TensorRT-LLM provides users with an easy-to-use Python API to define Large Language Models (LLMs) and build TensorRT engines that contain state-of-the-art optimizations to perform inference efficiently on NVIDIA GPUs. TensorRT-LLM also contains components to create Python and C++ runtimes that execute those TensorRT engines.
https://nvidia.github.io/TensorRT-LLM
Apache License 2.0
8.12k stars 896 forks source link

trtllm-build qwen2 0.5B failed #1967

Open wenshuai-xiaomi opened 1 month ago

wenshuai-xiaomi commented 1 month ago

[07/17/2024-01:56:09] [TRT] [E] Error Code: 4: Internal error: plugin node QWenForCausalLM/transformer/layers/0/attention/wrapper/gpt_attention/PLUGIN_V2_GPTAttention_0 requires 26927499520 bytes of scratch space, but only 15642329088 is available. Try increasing the workspace size with IBuilderConfig::setMemoryPoolLimit().

[07/17/2024-01:56:09] [TRT] [E] IBuilder::buildSerializedNetwork: Error Code 4: Internal Error (Internal error: plugin node QWenForCausalLM/transformer/layers/0/attention/wrapper/gpt_attention/PLUGIN_V2_GPTAttention_0 requires 26927499520 bytes of scratch space, but only 15642329088 is available. Try increasing the workspace size with IBuilderConfig::setMemoryPoolLimit(). ) [07/17/2024-01:56:09] [TRT-LLM] [E] Engine building failed, please check the error log.

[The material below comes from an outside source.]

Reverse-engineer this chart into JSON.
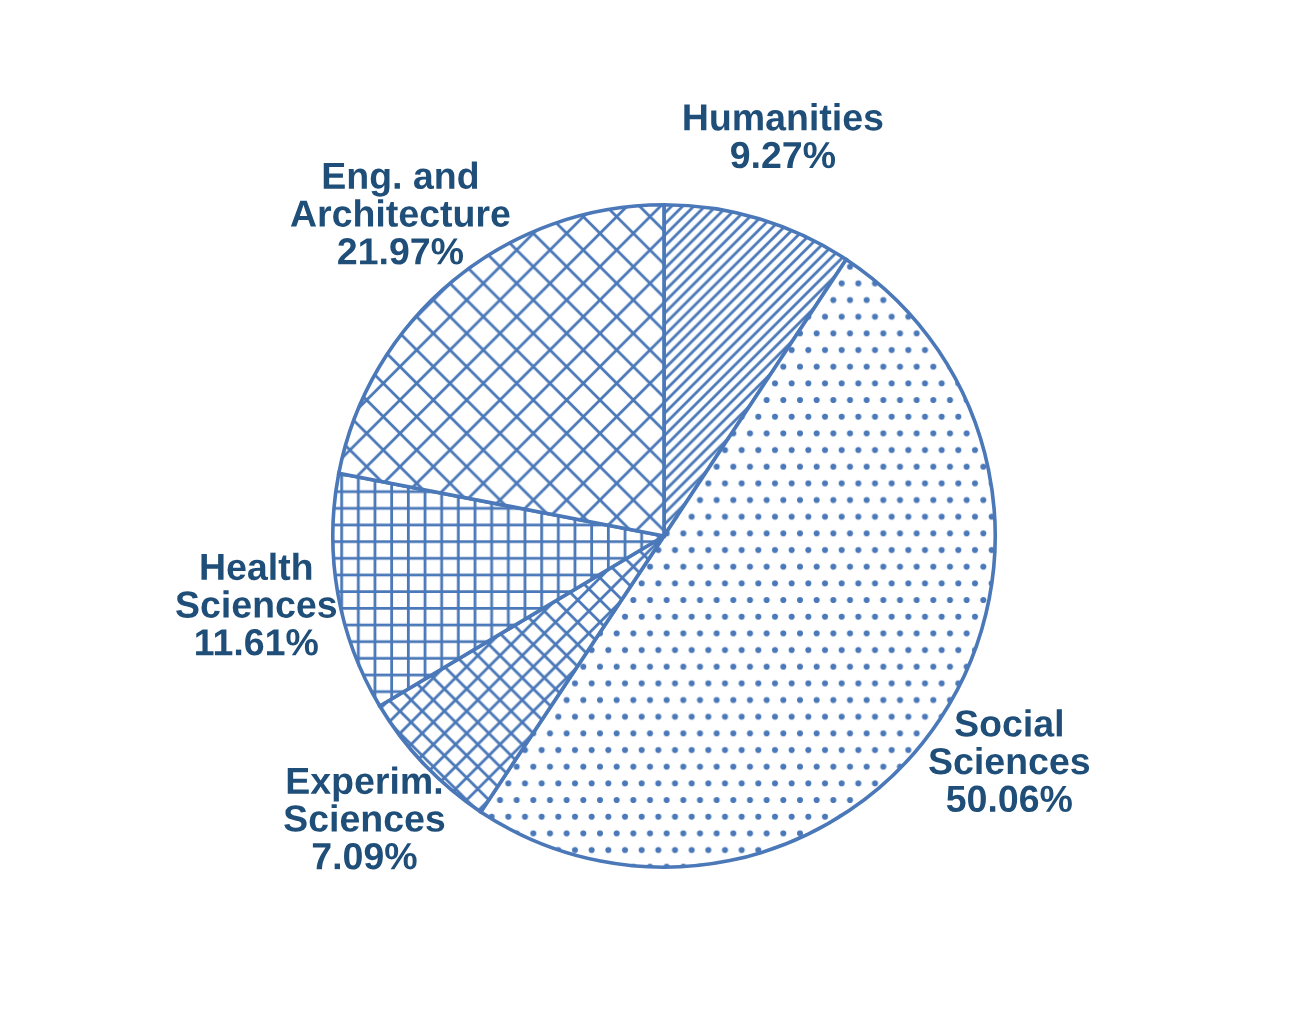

The issue is generated on g4t4 with 16G memory. It works on V100 with 32G memory. How to fix it on this GPU with 16G memory?

wenshuai-xiaomi commented 1 month ago

By the way, on trtllm 0.9 version, with the patch of https://github.com/Franc-Z/QWen1.5_TensorRT-LLM and some small change, the engine file can be generated and work well on g4t4 with16G memory.

QiJune commented 1 month ago

Feel free to reopen it if you have further questions.

wenshuai-xiaomi commented 1 month ago

why close the issue?

I just meat it work on 0.9 version, but failed on the newest code.